Huge Moose Stuck in Colorado Basement Rescued by Wildlife Officers
Colorado Wildlife seems to be getting tired of winter a little early this year after two examples in the past week of animals coming inside to places they do not belong.
Can you imagine coming home at the end of the day and finding a giant moose walking around in your basement? What about spending a day on the ski slopes in Vail, Colorado, and then coming back to your condo to find a mountain lion running around in the lobby? It's been that kind of week so far.
Huge Moose Falls Through Breckenridge Colorado Window Well
What do you think your reaction would have been to see that moose standing in your house at the end of the day? From the photo, it looks like the moose may have been downstairs a while with one serious mess to clean up after Colorado Wildlife Officers managed to get the animal back into its natural habitat.
How Did Officers Remove the Moose from a Breckenridge Colorado Basement?
Colorado Wildlife Officers say the moose got too close to the house in Breckenridge and fell into the basement through a large window well that was probably covered in snow at the time. Officers got the large doors open but the moose did not like the idea of climbing the basement stairs. Officers had to tranquilize the animal and scale back its antlers to get it out of the basement.
Mountain Lion Gets Lost in Vail Colorado Condo
On January, 8th, the town of Vail Colorado was buzzing with the sighting of a Mountain Lion who was running around several resorts in the Lionshead area. Police officers were called to the lobby of a condominium in Vail and were able to isolate the animal into a safe space away from the public.
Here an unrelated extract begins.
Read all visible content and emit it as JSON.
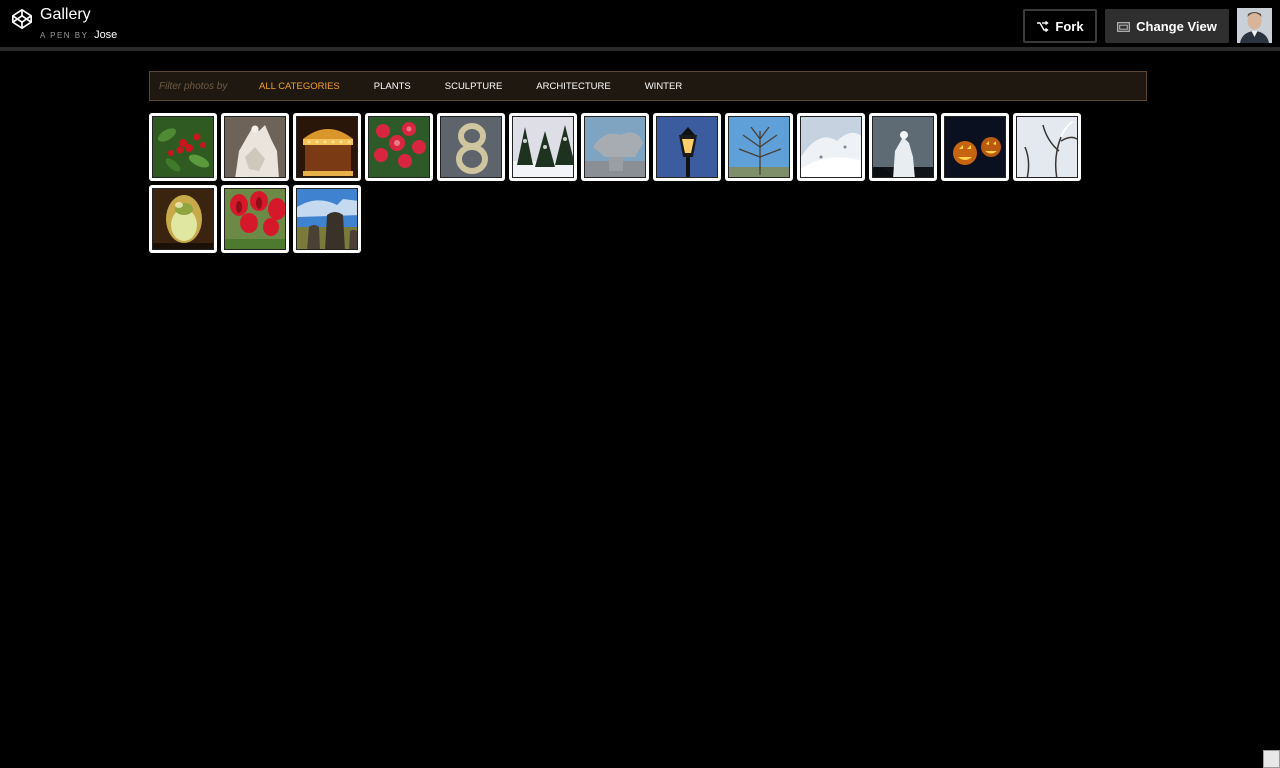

The Mountain Lion was discovered to be severely emaciated and was probably looking for food anywhere it could find it.
Sadly the animal had to be euthanized.
In the event you ever see a wild animal in a public place it's a good idea to contact your local police department via the non-emergency number to report a sighting and request assistance. If the animal is a threat to humans then do dial 9-1-1 immediately.